A federal magistrate in Santa Ana has ruled that former President Donald Trump "possibly" tried to invalidate the election and conspired with a former local professor, John Eastman, who was a Trump campaign adviser.
Magistrate David Carter reviewed more than a hundred emails from Eastman dated Jan.4 and 7, 2021.
The petition from the congressional committee investigating the Jan.6, 2021 insurrection on Capitol Hill wanted about 30,000 of Eastman's emails sent and received between those dates reviewed, but the attorney sued to stop it.
The judge focused on reviewing 111 emails. Based on that review, he concluded that "President Trump attempted to obstruct official proceedings by launching a pressure campaign to convince Vice President Pence to adjourn the Joint Session (of Congress) on January 6."
As for the professor, "based on these repeated meetings and statements, the evidence shows that an agreement to enact the vote count plan likely existed between President Trump and Professor Eastman."
But Eastman "was aware that his plan violated the Electoral County Law," Judge Carter ruled in a 40-page brief.
Eastman was a professor at Chapman University.

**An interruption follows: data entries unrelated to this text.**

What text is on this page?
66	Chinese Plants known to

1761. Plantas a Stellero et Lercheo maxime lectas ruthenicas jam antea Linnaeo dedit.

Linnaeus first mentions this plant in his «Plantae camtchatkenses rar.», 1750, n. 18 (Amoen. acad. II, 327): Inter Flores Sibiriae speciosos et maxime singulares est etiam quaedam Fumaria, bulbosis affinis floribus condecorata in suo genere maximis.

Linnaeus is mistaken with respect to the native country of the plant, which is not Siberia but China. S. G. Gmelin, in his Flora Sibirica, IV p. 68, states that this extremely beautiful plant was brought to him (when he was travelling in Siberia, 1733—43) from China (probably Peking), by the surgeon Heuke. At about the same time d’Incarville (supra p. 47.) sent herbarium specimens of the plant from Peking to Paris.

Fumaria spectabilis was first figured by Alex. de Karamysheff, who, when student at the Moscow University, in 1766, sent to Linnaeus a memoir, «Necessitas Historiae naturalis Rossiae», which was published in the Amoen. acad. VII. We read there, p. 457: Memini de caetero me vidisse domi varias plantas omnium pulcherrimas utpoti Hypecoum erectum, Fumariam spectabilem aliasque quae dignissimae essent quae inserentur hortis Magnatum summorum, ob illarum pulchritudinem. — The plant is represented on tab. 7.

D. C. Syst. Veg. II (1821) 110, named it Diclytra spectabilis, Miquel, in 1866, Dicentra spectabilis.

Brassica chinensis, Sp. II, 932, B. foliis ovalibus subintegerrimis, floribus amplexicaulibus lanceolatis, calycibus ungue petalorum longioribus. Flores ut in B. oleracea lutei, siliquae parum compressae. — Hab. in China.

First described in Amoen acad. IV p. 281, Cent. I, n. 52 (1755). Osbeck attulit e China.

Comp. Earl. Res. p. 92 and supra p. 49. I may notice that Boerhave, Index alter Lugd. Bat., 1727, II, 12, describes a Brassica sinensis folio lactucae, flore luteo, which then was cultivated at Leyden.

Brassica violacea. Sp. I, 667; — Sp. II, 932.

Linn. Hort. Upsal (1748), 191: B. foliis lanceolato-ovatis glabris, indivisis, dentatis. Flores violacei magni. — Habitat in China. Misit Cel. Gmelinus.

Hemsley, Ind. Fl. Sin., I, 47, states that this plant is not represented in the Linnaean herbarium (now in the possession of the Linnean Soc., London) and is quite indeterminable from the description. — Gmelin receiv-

After he participated in Trump's rally in Washington on Jan. 6, 2021, teachers and students at that university demanded that he leave his post.
In addition to investigating possible criminal action by the congressional committee, Eastman also faces an investigation by an ethics committee of the California Bar Association because the professor collaborated to annul the electoral results in court.